Zwei Jahre siechten dahin. Dann wurde auch er in die Freiheit entlassen. Gut ein Jahr später konnten wir endlich auf unsere Freiheit und das Ende der Sklaverei anstossen. Wir waren frei! Wir waren bester Laune! Uns ging es gut! Obschon wir einander länger nicht gesehen hatten (gut 3 Jahre) standen wir uns noch näher als zuvor.
Einige Kilometer trennen uns voneinander. Doch glücklicherweise leben wir in einem Zeitalter, in dem Apple an der Macht ist und wir mit iPhones, Skype, Facetime und co ausgerüstet sind. So kam es dann, dass wir oft ganze Nächte lang mit Skypen oder Telefonieren verbracht hatten. Telefonieren immer dann, wenn wir entweder nicht gestylt, in einem dunklen Raum waren oder Skype mal wieder seine Störungen hatte.

Im Frühjahr 2014 verbrachte ich einen Monat in Japan. Zwei Wochen lang wurde ich von einer Freundin begleitet. Danach war ich drei Wochen alleine. Traf mich mit Freunden, hütete krank das Bett und genoss die Freiheit des Nichtstuns. Genoss es erneut frei zu sein - hatte ich eben einen Job gekündigt und liess die Seele baumeln, wie man so schön sagt. Sevimausi war stets bei mir. Entweder in Whatsapp oder in Skype. Stetig hielten wir Kontakt. War ich down brachte er mich zum Lachen. Auf ihn war stets Verlass.
In Odaiba fand ich das perfekte Souvenir für ihn. Bzw. Zwei. Leider haben wir uns bis zum heutigen Zeitpunkt nicht wieder gesehen und so hüte ich jene schönen Sachen noch ein Weilchen. ^_^
Nüchternen Wortes (und Verstandes) warnte er mich vor dem Psychopaten Yoko. Als ich im Herbst desselben Jahres wieder nach Japan ging, war er dagegen. Er war dagegen, dass ich mich wieder mit Yoko traf und konnte gar nicht oft genug erwähnen, wie krank es denn ist, zwei Nächte bei dem Typen zu verbringen. Fast so als hätte er geahnt, in welch grausigem Domizil ich würde dahin vegetieren müssen.
Als ich mich dann auf dem Weg nach Japan befand, schickte ich ihm, bei jeder W-LAN-Verbindung ein Video oder zumindest eine Nachricht. Fast panisch dachte ich an die eine Woche "Mit Yoko auf Reisen", nicht wissend, ob ich je über W-LAN verfügen würde. Immer dann, wenn Yoko ausser Haus war, erhielt Sevimausi ein neues Video. Meine Leidensgeschichte.

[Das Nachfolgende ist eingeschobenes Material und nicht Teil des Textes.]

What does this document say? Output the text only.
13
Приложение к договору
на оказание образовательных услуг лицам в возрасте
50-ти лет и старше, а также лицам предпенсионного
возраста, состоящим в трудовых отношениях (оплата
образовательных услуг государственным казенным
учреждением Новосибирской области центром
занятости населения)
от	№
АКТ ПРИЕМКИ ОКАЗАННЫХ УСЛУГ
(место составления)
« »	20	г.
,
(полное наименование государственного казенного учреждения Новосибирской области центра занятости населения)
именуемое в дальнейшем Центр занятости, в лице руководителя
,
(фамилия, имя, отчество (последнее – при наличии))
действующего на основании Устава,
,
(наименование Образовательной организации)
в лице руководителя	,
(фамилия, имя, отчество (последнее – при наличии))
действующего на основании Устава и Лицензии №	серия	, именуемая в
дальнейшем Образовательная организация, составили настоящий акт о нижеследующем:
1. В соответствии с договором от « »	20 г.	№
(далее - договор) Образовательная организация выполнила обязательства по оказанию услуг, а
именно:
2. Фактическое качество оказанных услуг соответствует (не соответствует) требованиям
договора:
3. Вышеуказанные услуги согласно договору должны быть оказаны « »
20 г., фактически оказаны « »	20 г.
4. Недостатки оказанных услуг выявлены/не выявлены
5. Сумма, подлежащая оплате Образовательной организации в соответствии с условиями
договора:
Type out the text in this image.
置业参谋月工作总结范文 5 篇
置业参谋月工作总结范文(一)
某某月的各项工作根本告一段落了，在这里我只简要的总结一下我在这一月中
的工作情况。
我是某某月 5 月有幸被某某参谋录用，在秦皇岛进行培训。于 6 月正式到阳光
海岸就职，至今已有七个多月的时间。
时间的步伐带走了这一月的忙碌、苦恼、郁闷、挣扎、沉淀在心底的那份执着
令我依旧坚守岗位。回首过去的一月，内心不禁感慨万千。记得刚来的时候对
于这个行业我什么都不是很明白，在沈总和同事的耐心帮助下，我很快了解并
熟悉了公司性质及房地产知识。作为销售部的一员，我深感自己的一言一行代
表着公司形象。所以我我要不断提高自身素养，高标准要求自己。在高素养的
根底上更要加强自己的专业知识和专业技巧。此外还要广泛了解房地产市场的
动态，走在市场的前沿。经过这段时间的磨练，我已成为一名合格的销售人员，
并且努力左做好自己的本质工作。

Als ich dann die zwei Nächte bei Yoko hauste, in einem Zimmer, hinter der Garage, mit fleckigem Teppichboden, einer toten Kakerlake und fleckigen Decken plus einem übel riechenden Badezimmer, lachte er mich erst aus und meinte, er hätte mich ja gewarnt. Er habe gar kein Mitleid. Als ich ihm dann die Fotos von der Casa de Yoko geschickt hatte, kam eine Voice-Message, in welcher er sein Mitleid kundtat. Er freute sich ausserdem darüber, dass ich bald schon wieder in der schönen Schweiz sein würde.

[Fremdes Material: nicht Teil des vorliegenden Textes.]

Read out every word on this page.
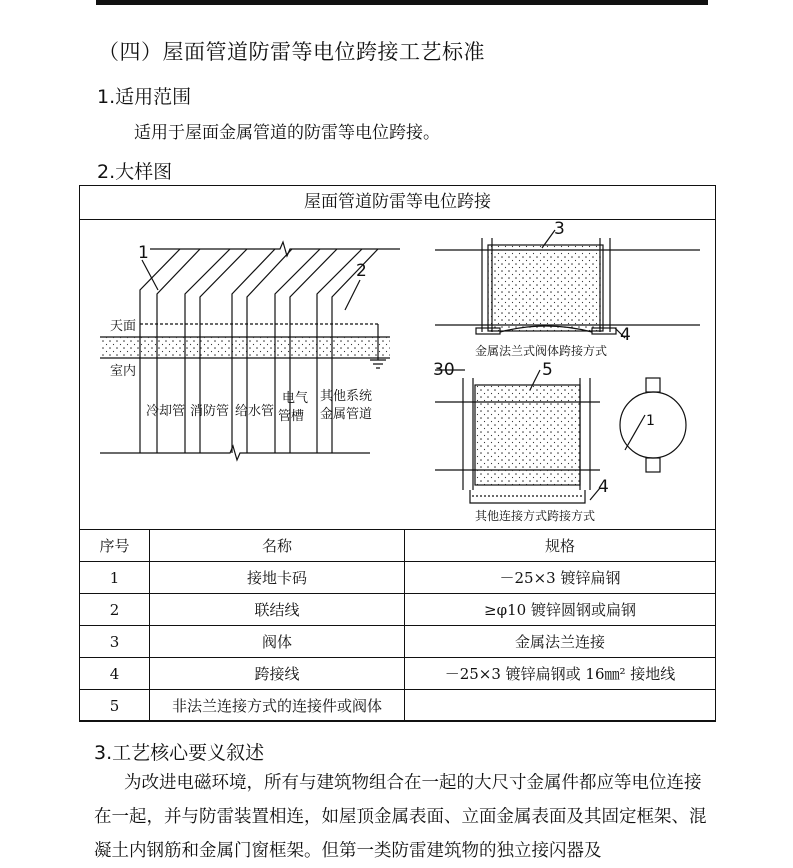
（四）屋面管道防雷等电位跨接工艺标准
1.适用范围
适用于屋面金属管道的防雷等电位跨接。
2.大样图
屋面管道防雷等电位跨接
天面
室内
冷却管 消防管 给水管
电气
管槽
其他系统
金属管道
1
2
3
4
金属法兰式阀体跨接方式
30	5
4
1
其他连接方式跨接方式
序号	名称	规格
1	接地卡码	－25×3 镀锌扁钢
2	联结线	≥φ10 镀锌圆钢或扁钢
3	阀体	金属法兰连接
4	跨接线	－25×3 镀锌扁钢或 16㎜² 接地线
5	非法兰连接方式的连接件或阀体	
3.工艺核心要义叙述
为改进电磁环境，所有与建筑物组合在一起的大尺寸金属件都应等电位连接在一起，并与防雷装置相连，如屋顶金属表面、立面金属表面及其固定框架、混凝土内钢筋和金属门窗框架。但第一类防雷建筑物的独立接闪器及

Sevimausi war immer bei mir (wenn auch "nur" online) wenn ich ihn gebraucht habe.

Dieser recht persönliche Text entstand, weil heute etwas sehr... na ja... eigenwilliges und für die unseren Charakter typisches passiert ist.
Sevimausi erhielt ein Neujahresgeschenk von mir und ich eines von ihm.

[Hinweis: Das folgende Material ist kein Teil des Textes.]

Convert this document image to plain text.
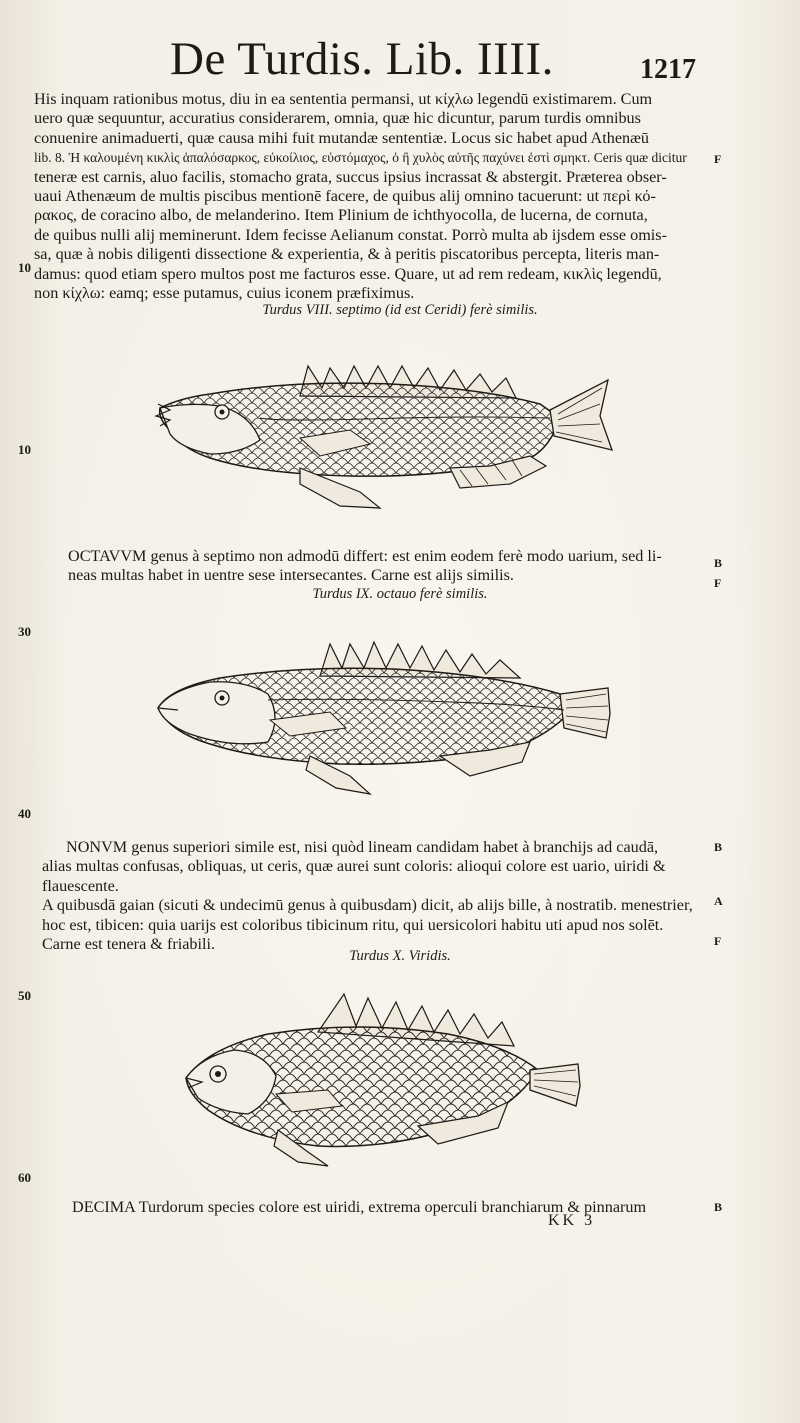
De Turdis. Lib. IIII.	1217
His inquam rationibus motus, diu in ea sententia permansi, ut κίχλω legendū existimarem. Cum
uero quæ sequuntur, accuratius considerarem, omnia, quæ hic dicuntur, parum turdis omnibus
conuenire animaduerti, quæ causa mihi fuit mutandæ sententiæ. Locus sic habet apud Athenæū
lib. 8. Ἡ καλουμένη κικλὶς ἁπαλόσαρκος, εὐκοίλιος, εὐστόμαχος, ὁ ἢ χυλὸς αὐτῆς παχύνει ἐστὶ σμηκτ. Ceris quæ dicitur
teneræ est carnis, aluo facilis, stomacho grata, succus ipsius incrassat & abstergit. Præterea obser-
uaui Athenæum de multis piscibus mentionē facere, de quibus alij omnino tacuerunt: ut περὶ κό-
ρακος, de coracino albo, de melanderino. Item Plinium de ichthyocolla, de lucerna, de cornuta,
de quibus nulli alij meminerunt. Idem fecisse Aelianum constat. Porrò multa ab ijsdem esse omis-
sa, quæ à nobis diligenti dissectione & experientia, & à peritis piscatoribus percepta, literis man-
damus: quod etiam spero multos post me facturos esse. Quare, ut ad rem redeam, κικλὶς legendū,
non κίχλω: eamq; esse putamus, cuius iconem præfiximus.
Turdus VIII. septimo (id est Ceridi) ferè similis.
OCTAVVM genus à septimo non admodū differt: est enim eodem ferè modo uarium, sed li-
neas multas habet in uentre sese intersecantes. Carne est alijs similis.
Turdus IX. octauo ferè similis.
NONVM genus superiori simile est, nisi quòd lineam candidam habet à branchijs ad caudā,
alias multas confusas, obliquas, ut ceris, quæ aurei sunt coloris: alioqui colore est uario, uiridi &
flauescente.
A quibusdā gaian (sicuti & undecimū genus à quibusdam) dicit, ab alijs bille, à nostratib. menestrier,
hoc est, tibicen: quia uarijs est coloribus tibicinum ritu, qui uersicolori habitu uti apud nos solēt.
Carne est tenera & friabili.
Turdus X. Viridis.
DECIMA Turdorum species colore est uiridi, extrema operculi branchiarum & pinnarum
KK 3
F
B
F
B
A
F
B
10
10
30
40
50
60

2015 wird unser Jahr werden. Wir werden ENDLICH zusammen nach Paris, in die verdammtnochmal romantischste Stadt auf diesem Planeten, reisen und das #vivilicious Evangelium verbreiten haha -_^

Sevimüsli, Du besch eifach ZU abgfahre, als das me Dech ned chönt gärn ha!
Uf alli Ewigkeit wersch en Platz i mim Herz ha (i dem Teil, wo ned zuegfrore ond met Iszäpfe verhange esch). I freu mi of Paris. I freu mi uf eusi Souvi-Öbergab und druf Dech öfters zgseh!